Nguyen Van Trung, director of Ho Chi Minh City’s Tam Binh orphanage says there are many factors driving mothers to take the painful decision to give up their babies.

“The reasons are economic, the consequences of the war, some children have diseases, some mothers are too poor,” he says.

Many come from the countryside and have to give the baby away because they have no means to look after it.

Lucky few

The Tam Binh orphanage in Ho Chi Minh City caters for some 500 young children.

In a country which has around half a million orphans, it’s not much, but in some ways the ones here are lucky.

Ho Chi Minh City’s Tam Binh orphanage houses
about 500 children waiting for homes

On our visit, children as young as three came out to meet us. They smiled and waved and began singing “we want a mama, we want a papa”.

All were nicely dressed, the girls in colourful dresses, their hair in pig tails, the boys in neat shorts with colourful T-shirts.

It’s a routine guaranteed to win the hearts of any respective parents.

It certainly won the hearts of Hollywood couple Angelina Jolie and Brad Pitt who adopted a young boy from this orphanage last year.

Their photograph with staff is pinned to a notice board in the orphanage entrance.

Many of the children are like three-year-old Thi – incredibly cute, her mother was a drug addict and her father disappeared.

Staff at the orphanage hope that one day she may be reclaimed by her mother, but if not there will be no problem finding suitable parents. Thi is one of the lucky ones.


The next building houses the children who are not so lucky.

They are mentally and mentally and physically impaired and the visiting Hollywood couple never saw them.

“These children are our priority,” explained Nguyen.

“Some private centres only receive healthy children and they send the disabled children to our orphanage,” he says.

“Our main purpose is to find happiness for the disabled children.”

The orphanage has had some success in finding homes for these children particularly in the United States and Germany.

But in the next building are children who are devoid of luck – those who almost nobody wants.

They are HIV positive and in the world of orphans they are the ‘untouchables’.

Out of 500 orphans in the Tam Binh orphange, 100 are HIV positive. In the last five years just two have been adopted.

“In a world of sadness, they are the saddest,” says one of the nurses.

Strict protocols

Vietnam has recently tightened up its adoption procedures, introducing protocols with 13 countries which increases safeguards for the orphans but has slowed the process.

Now around 500 children are adopted each year – most of them going abroad.

HIV-positive children are the ‘untouchables’
among Vietnam’s orphans

It costs up to US$10,000 to adopt a Vietnamese child and takes between six months and a year to complete the process.

In most cases they don’t get to see the child for real until the day of collection.

On the day we visited Sandrina Ventrilla and her husband had arrived from Callabria in Italy.

As they stood in the Ministry of justice in Ho Chi Minh City the joy was obvious – in Sandrina’s arms a nine-month-old baby girl they have called Paola.

“It’s like becoming a real mother,” says Sandrina. “For us the child is born today.”
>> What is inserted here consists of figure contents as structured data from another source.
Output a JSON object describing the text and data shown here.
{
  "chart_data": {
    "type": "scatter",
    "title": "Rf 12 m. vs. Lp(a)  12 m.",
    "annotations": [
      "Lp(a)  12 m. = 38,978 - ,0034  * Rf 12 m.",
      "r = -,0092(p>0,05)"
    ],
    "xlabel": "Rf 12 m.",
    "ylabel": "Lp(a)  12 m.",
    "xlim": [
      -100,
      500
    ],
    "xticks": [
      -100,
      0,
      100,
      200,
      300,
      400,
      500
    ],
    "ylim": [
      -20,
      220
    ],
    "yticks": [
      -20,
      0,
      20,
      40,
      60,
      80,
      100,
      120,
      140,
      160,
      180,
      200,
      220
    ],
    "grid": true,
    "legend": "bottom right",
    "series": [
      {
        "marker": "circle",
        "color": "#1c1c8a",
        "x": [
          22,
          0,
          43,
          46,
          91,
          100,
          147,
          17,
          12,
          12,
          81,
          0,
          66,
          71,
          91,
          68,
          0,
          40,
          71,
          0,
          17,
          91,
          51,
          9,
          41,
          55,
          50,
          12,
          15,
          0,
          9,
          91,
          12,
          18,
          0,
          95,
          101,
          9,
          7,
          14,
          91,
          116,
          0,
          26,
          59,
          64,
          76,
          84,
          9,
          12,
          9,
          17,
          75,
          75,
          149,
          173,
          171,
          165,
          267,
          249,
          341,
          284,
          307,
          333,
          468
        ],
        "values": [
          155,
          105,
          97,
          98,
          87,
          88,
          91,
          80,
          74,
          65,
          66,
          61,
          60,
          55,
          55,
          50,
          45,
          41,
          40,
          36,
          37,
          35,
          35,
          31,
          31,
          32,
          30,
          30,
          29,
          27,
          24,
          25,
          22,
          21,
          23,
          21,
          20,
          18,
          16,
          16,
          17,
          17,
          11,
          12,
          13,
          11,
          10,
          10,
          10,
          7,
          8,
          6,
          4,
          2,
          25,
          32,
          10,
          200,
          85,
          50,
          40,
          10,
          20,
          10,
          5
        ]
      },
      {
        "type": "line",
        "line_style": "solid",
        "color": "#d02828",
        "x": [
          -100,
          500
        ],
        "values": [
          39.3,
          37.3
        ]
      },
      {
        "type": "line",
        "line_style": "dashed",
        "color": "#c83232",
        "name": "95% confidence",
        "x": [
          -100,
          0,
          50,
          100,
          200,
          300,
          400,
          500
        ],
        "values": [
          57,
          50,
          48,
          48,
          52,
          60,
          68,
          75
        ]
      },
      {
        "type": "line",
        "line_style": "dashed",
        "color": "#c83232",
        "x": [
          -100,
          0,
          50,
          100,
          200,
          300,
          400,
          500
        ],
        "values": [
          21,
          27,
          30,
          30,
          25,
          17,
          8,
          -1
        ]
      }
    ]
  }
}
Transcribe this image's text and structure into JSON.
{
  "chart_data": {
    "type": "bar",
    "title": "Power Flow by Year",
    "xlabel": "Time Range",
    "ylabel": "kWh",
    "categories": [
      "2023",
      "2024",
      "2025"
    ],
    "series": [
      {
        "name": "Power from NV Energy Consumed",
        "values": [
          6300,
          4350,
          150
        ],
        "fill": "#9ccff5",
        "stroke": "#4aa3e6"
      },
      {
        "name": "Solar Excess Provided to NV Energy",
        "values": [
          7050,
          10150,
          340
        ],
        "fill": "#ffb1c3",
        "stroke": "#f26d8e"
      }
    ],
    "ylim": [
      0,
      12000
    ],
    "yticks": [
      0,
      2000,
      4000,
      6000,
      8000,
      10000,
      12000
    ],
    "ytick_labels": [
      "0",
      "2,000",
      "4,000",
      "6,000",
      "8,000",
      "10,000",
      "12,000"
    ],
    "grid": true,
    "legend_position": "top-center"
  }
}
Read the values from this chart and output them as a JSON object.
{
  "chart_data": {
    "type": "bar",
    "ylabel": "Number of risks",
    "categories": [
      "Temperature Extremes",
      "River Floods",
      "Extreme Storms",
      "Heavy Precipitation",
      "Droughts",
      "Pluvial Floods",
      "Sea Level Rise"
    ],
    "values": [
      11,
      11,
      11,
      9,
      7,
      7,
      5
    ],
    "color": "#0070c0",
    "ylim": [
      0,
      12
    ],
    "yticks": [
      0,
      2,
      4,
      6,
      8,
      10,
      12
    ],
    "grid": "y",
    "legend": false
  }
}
Adoptive parents have to give undertakings to keep Vietnamese authorities informed of the child’s progress, but there is nothing requesting them to retain anything of Vietnamese culture.

As they left the ministry after the 10 minute adoption ceremony, Paola was whisked away to start the kind of life many in Vietnam can only dream of.

Back at the charity home on the outskirts of the city meanwhile, the day is approaching when Que will give birth and then give her baby away.

Here the dreams are altogether of a different kind. Not of a new life, merely a life which will allow her to be the mother she dreams of being.

It’s something so many in the world take for granted.